За стеной, в гримерной, еще были слышны голоса ребят. Мару плел очередную ахинею, остальные дружно ржали. Все было, как обычно, но что-то изменилось. Взгляд Окуры, голодный и злой, и его запавшие в душу слова:
— Ты мне нужен. Ты это знаешь. И я тебе нужен!
4.
Машина останавливается у служебного входа, и Ясуда вздрагивает, возвращаясь мыслями в настоящее.
«Итак, держаться поближе к Окуре, не забыть в обед выпить таблетки… Впрочем, вряд ли забуду». Бок, на который пришелся первый удар, терпимо, но ныл.
«Может, ребро сломано? Нет, в тот раз дышать не мог. Сейчас вроде ничего».
Коридоры агентства полны народа. Мелкие носятся, периодически врезаясь в кого-нибудь из взрослых и замирая на миг, чтобы извиниться в поклоне. Те, в свою очередь, спешат по делам. Третий этаж, четверная комната — место общего сбора группы. Здесь они обсуждают совместные проекты. И здесь уже почти все на месте.
— О, алкоголики прибыли, можем начинать, — Мураками раскрывает блокнот. Окура и Ясуда садятся рядом с остальными за длинный стол.
Что говорит Хина, Шота слушает вполуха. Но главное слышит: «Концерты начинаются четвертого. Репетиции через неделю». За неделю надо успеть восстановиться.
— Еще одна ручка есть? – Рё толкает несильно: — Ручка, спрашиваю, еще одна есть? Да не мне. Субару просит.
«Субару?!» — Шота поднимает глаза на удивленного Шибутани, который сидит чуть дальше напротив.
— Да, держи.
Похоже, Субару пришлось несколько раз позвать его, прежде чем Нишикидо решил помочь. После ночей с Окурой Ясу старается держаться от Бару подальше. Словно наказывая себя. Ведь хочется совсем наоборот. Прижаться. Можно даже без ответных объятий. Просто посидеть рядом. Поговорить о чем-нибудь. А можно и не разговаривать. Как было раньше. Но… в последнее время Ясуда очень мало себе позволяет. Шибуян немного удивился, когда Шота стал больше уделять времени Рё или тому же Таччону, но возражать не стал, переключился на Мару. И, похоже, удачно: фанаткам нравится. А Ясу так хочется оказаться на месте Маруямы, а лучше — вернуться на свое место рядом с Субару. Там было хорошо. Тепло и спокойно. Если бы он не позволял себе мечтать. Если бы больше себя контролировал. Ничего не вернешь. Ничего не изменишь.
— Ты в порядке?
— Да. Все хорошо. Не выспался просто…
«Кажется, или в голосе Шибутани действительно волнение, а не дежурное беспокойство. Потом, во время тура, а может, даже репетиций, можно будет поболтать, а лучше сходить куда-нибудь вдвоем. Субару не пьет. Надо будет найти хороший ресторан со здоровой пищей».

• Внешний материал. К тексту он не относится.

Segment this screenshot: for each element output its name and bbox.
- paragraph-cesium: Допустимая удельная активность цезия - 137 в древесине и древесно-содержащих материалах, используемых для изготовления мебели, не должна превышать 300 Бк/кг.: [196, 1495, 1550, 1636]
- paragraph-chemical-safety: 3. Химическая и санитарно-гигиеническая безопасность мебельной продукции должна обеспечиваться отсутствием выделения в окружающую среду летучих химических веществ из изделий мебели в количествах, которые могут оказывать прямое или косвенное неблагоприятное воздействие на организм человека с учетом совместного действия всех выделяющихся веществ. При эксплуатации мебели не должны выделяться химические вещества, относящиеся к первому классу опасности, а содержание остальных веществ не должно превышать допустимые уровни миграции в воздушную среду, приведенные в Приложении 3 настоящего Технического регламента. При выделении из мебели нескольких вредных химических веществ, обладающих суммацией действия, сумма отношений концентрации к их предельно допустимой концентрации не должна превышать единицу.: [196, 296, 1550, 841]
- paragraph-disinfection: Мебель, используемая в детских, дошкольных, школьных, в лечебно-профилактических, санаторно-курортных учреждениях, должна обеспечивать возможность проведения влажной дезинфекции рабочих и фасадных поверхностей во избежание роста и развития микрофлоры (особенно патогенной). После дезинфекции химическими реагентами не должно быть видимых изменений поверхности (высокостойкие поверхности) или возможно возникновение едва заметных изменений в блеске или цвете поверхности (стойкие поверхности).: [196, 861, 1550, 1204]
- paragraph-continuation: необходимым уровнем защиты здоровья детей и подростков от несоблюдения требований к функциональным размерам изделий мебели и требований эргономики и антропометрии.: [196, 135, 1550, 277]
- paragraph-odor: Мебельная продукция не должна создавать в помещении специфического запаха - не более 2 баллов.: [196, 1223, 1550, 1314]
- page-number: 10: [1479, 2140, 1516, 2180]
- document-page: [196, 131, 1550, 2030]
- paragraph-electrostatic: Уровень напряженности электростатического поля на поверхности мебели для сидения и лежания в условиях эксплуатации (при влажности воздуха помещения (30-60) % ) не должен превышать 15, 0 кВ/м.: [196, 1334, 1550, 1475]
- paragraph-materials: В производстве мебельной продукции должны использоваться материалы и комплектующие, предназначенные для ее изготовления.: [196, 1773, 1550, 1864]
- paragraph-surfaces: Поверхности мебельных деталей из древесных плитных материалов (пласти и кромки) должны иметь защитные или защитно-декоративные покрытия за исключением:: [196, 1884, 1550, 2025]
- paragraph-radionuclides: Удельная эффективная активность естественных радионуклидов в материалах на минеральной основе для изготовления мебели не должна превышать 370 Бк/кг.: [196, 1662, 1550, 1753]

— И последнее: сегодня вечером у нас незапланированный фотосет на природе. С менеджерами согласовано, насколько я знаю.
«Фотосет на природе? Сегодня вечером?» — Шота бросает обеспокоенный взгляд на Окуру.
Тот пожимает плечами и отворачивается. Таччон любит причинять боль и умеет ее терпеть. В прошлом туре у него было сильное растяжение руки. Но он никому об этом не сказал, играл на ударных как ни в чем не бывало каждый концерт. А вот Ясуда не способен улыбаться на камеру, когда тело ноет, а каждый шаг дается с трудом.

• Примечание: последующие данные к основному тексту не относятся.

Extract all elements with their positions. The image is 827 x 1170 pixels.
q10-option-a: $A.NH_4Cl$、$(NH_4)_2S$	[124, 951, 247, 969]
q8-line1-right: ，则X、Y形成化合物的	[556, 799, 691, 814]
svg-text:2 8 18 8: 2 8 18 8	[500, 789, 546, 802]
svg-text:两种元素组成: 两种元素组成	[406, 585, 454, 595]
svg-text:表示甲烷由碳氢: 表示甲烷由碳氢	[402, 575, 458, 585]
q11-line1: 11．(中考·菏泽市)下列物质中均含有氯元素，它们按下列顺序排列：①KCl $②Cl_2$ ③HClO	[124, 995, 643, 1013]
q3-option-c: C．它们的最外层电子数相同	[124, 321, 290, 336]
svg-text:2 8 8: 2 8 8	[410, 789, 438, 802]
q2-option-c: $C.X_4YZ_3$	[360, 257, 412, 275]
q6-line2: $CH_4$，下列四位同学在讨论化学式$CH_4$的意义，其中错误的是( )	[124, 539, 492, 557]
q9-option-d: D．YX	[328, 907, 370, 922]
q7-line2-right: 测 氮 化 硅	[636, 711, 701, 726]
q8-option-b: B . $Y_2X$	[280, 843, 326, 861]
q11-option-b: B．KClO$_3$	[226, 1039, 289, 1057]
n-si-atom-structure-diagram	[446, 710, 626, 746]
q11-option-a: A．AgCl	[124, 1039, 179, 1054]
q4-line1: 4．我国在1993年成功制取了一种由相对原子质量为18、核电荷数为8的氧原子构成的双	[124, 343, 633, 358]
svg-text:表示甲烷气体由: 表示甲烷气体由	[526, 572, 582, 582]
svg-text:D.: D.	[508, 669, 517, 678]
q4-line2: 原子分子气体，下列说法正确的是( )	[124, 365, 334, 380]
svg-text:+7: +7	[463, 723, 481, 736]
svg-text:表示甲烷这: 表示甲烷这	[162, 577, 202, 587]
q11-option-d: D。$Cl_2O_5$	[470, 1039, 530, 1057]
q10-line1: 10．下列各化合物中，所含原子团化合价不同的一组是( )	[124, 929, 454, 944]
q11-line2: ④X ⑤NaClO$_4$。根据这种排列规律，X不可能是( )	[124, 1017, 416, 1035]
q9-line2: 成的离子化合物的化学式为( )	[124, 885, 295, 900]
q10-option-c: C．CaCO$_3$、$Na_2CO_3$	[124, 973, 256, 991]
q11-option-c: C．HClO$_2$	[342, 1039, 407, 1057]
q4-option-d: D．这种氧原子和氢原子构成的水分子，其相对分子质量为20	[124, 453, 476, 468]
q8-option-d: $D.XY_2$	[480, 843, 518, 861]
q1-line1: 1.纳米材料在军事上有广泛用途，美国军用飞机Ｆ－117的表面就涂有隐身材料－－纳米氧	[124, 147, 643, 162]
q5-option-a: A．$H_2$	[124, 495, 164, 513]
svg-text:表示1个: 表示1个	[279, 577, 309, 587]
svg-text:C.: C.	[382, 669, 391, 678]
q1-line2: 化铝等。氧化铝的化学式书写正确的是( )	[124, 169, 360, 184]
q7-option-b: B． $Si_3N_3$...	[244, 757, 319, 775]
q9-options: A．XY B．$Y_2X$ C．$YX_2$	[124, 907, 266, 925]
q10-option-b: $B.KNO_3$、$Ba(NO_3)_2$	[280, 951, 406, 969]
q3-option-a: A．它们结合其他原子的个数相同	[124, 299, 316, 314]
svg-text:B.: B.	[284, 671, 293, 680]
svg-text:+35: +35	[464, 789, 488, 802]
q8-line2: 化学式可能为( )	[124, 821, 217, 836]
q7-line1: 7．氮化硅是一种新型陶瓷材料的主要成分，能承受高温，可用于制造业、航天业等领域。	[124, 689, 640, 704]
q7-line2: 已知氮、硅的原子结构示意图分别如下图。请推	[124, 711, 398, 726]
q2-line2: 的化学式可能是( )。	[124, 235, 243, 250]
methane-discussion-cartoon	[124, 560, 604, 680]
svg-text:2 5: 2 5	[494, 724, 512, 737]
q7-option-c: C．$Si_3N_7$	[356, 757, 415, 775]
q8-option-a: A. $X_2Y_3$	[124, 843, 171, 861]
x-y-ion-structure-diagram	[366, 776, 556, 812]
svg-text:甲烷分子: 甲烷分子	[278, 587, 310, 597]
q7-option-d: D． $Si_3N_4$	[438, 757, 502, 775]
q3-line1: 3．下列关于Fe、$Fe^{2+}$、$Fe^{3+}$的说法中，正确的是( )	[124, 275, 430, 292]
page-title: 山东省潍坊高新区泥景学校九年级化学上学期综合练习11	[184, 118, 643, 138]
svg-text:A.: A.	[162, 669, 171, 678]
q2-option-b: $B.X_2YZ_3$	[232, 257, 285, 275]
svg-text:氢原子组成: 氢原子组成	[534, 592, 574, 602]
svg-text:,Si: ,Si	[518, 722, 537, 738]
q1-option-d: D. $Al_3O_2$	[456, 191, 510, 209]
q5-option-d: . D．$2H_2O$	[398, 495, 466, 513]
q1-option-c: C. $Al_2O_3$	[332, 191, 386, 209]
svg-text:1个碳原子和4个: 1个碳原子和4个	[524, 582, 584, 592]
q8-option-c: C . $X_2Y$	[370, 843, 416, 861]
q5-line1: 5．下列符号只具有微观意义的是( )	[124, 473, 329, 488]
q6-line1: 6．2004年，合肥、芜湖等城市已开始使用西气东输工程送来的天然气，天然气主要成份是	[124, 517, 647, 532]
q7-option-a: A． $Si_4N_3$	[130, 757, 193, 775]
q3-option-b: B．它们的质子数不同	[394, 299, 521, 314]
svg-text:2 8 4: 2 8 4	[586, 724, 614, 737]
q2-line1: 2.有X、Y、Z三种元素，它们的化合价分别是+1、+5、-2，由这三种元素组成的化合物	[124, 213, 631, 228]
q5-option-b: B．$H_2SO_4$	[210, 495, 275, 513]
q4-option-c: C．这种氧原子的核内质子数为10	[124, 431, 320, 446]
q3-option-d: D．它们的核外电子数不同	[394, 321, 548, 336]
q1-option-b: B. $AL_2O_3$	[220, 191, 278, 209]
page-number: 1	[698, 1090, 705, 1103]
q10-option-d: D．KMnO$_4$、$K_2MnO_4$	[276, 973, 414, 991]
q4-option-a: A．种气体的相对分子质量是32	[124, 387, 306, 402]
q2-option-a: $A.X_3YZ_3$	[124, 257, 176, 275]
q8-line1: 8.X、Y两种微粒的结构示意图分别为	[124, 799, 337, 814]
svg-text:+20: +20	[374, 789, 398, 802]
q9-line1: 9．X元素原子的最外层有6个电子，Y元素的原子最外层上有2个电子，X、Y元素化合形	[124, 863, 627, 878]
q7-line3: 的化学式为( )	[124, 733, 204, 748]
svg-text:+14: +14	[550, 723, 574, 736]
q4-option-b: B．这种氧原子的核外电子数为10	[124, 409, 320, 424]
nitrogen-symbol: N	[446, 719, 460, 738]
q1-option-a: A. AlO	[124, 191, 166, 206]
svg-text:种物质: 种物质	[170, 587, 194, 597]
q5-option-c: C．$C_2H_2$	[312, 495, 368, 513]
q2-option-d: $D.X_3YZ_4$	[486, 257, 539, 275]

«Надо вырваться в аптеку. Обязательно надо вырваться в аптеку. Никто не должен понять, что со мной что-то не так, никто не должен узнать мою правду".
5.
Весь день — пытка. Еще в обед Шота понимает: вырваться не сможет ни он, ни Окура, которого все же можно было бы заставить смотаться за обезболивающим. Ясуда вынужден растягивать то, что есть. Одну таблетку он принимает в полдень. Но вторую приходится выпить уже в три, перед началом записи передачи. Конечно, можно было спросить что-нибудь у стаффа, сказать, голова болит. Только вряд ли таблетки от головы помогут от боли в заднице. Вроде и крови нет, проверял, а не прикоснуться и сидеть невозможно. Что будет вечером, страшно подумать.

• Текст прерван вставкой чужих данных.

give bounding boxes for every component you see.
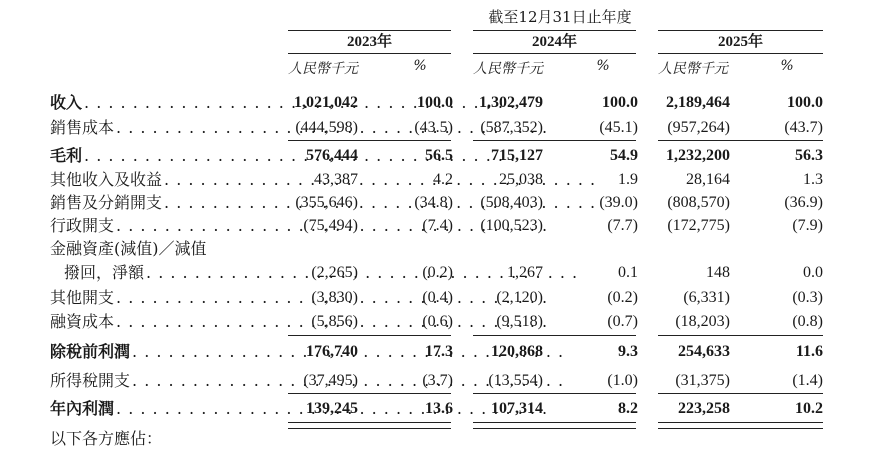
cell: 4.2 (433, 171, 453, 188)
cell: 100.0 (417, 94, 453, 111)
subtotal-rule (288, 393, 451, 394)
cell: 9.3 (618, 343, 638, 360)
cell: 1,232,200 (666, 147, 730, 164)
row-label: 金融資產(減值)／減值 (50, 239, 207, 258)
cell: (444,598) (295, 119, 358, 136)
cell: 1,021,042 (294, 94, 358, 111)
cell: (31,375) (675, 372, 730, 389)
cell: 25,038 (499, 171, 543, 188)
table-row (0, 92, 883, 114)
subtotal-rule (473, 335, 636, 336)
cell: (43.5) (414, 119, 453, 136)
row-label: 銷售成本 (50, 118, 115, 137)
table-row (0, 262, 883, 284)
cell: (7.7) (607, 217, 638, 234)
cell: 13.6 (425, 400, 453, 417)
cell: (0.7) (607, 313, 638, 330)
cell: 107,314 (491, 400, 543, 417)
cell: 223,258 (678, 400, 730, 417)
row-label: 毛利 (50, 146, 83, 165)
cell: (0.4) (422, 289, 453, 306)
table-row (0, 192, 883, 214)
subtotal-rule (658, 393, 823, 394)
year-header-2024: 2024年 (473, 30, 636, 54)
cell: (9,518) (496, 313, 543, 330)
cell: (34.8) (414, 194, 453, 211)
cell: (13,554) (488, 372, 543, 389)
cell: (587,352) (480, 119, 543, 136)
cell: 1.3 (803, 171, 823, 188)
row-label: 融資成本 (50, 312, 115, 331)
pct-label-2025: % (780, 58, 794, 74)
row-label: 銷售及分銷開支 (50, 193, 163, 212)
cell: 100.0 (787, 94, 823, 111)
table-row (0, 341, 883, 363)
cell: (37,495) (303, 372, 358, 389)
cell: (7.4) (422, 217, 453, 234)
cell: 176,740 (306, 343, 358, 360)
row-label: 其他開支 (50, 288, 115, 307)
unit-label-2024: 人民幣千元 (473, 61, 543, 77)
cell: 2,189,464 (666, 94, 730, 111)
cell: (5,856) (311, 313, 358, 330)
cell: 0.0 (803, 264, 823, 281)
cell: 17.3 (425, 343, 453, 360)
cell: 56.3 (795, 147, 823, 164)
table-row (0, 145, 883, 167)
next-section-label-cut: 以下各方應佔： (50, 429, 163, 448)
subtotal-rule (473, 393, 636, 394)
cell: 120,868 (491, 343, 543, 360)
table-row (0, 370, 883, 392)
cell: (7.9) (792, 217, 823, 234)
cell: (0.6) (422, 313, 453, 330)
cell: 54.9 (610, 147, 638, 164)
cell: (75,494) (303, 217, 358, 234)
cell: (45.1) (599, 119, 638, 136)
cell: (100,523) (480, 217, 543, 234)
cell: (3,830) (311, 289, 358, 306)
cell: (39.0) (599, 194, 638, 211)
cell: (1.4) (792, 372, 823, 389)
table-row (0, 238, 883, 260)
cell: 11.6 (795, 343, 823, 360)
cell: (172,775) (667, 217, 730, 234)
row-label: 撥回，淨額 (64, 263, 145, 282)
cell: 0.1 (618, 264, 638, 281)
cell: 43,387 (314, 171, 358, 188)
cell: 8.2 (618, 400, 638, 417)
cell: (36.9) (784, 194, 823, 211)
table-row (0, 311, 883, 333)
subtotal-rule (658, 140, 823, 141)
subtotal-rule (658, 335, 823, 336)
table-row (0, 215, 883, 237)
total-double-rule (473, 422, 636, 429)
cell: 28,164 (686, 171, 730, 188)
row-label: 年內利潤 (50, 399, 115, 418)
cell: 576,444 (306, 147, 358, 164)
period-caption: 截至12月31日止年度 (488, 8, 632, 26)
table-row (0, 169, 883, 191)
cell: 1,302,479 (479, 94, 543, 111)
row-label: 所得稅開支 (50, 371, 131, 390)
cell: 1,267 (507, 264, 543, 281)
unit-label-2023: 人民幣千元 (288, 61, 358, 77)
year-header-2023: 2023年 (288, 30, 451, 54)
cell: 148 (706, 264, 730, 281)
pct-label-2024: % (596, 58, 610, 74)
pct-label-2023: % (413, 58, 427, 74)
cell: 1.9 (618, 171, 638, 188)
row-label: 其他收入及收益 (50, 170, 163, 189)
total-double-rule (658, 422, 823, 429)
cell: 139,245 (306, 400, 358, 417)
cell: 10.2 (795, 400, 823, 417)
cell: (2,120) (496, 289, 543, 306)
cell: (0.3) (792, 289, 823, 306)
row-label: 行政開支 (50, 216, 115, 235)
cell: (2,265) (311, 264, 358, 281)
cell: (957,264) (667, 119, 730, 136)
year-header-2025: 2025年 (658, 30, 823, 54)
cell: 56.5 (425, 147, 453, 164)
cell: (0.2) (422, 264, 453, 281)
cell: (3.7) (422, 372, 453, 389)
row-label: 除稅前利潤 (50, 342, 131, 361)
subtotal-rule (288, 335, 451, 336)
cell: 715,127 (491, 147, 543, 164)
cell: (6,331) (683, 289, 730, 306)
table-row (0, 287, 883, 309)
cell: (355,646) (295, 194, 358, 211)
cell: (508,403) (480, 194, 543, 211)
cell: (18,203) (675, 313, 730, 330)
total-double-rule (288, 422, 451, 429)
table-row (0, 117, 883, 139)
cell: (0.8) (792, 313, 823, 330)
cell: (0.2) (607, 289, 638, 306)
cell: (1.0) (607, 372, 638, 389)
subtotal-rule (288, 140, 451, 141)
cell: (43.7) (784, 119, 823, 136)
cell: 100.0 (602, 94, 638, 111)
table-row (0, 398, 883, 420)
row-label: 收入 (50, 93, 83, 112)
unit-label-2025: 人民幣千元 (658, 61, 728, 77)
subtotal-rule (473, 140, 636, 141)
cell: (808,570) (667, 194, 730, 211)
cell: 254,633 (678, 343, 730, 360)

Допив остатки воды в бутылке, Ясуда передает ее девушке-помощнице.
— С тобой точно все хорошо? Вторую таблетку за сегодня пьешь… — Субару оказывается рядом слишком неожиданно.
— Голова болит… Вчера много выпил… — это все, что Шота может сказать, опуская глаза. А потом чувствует, как Субару проводит пальцами по его волосам.
— Держись. После записи сможешь поспать в машине. Едем куда-то далеко, время будет.
— Далеко? А возвращаться, что, ночью будем?
— Кажется, утром. Да, менеджер сказал, мы там и ночуем. Место, вроде, красивое. Нам обещали вкусный ужин.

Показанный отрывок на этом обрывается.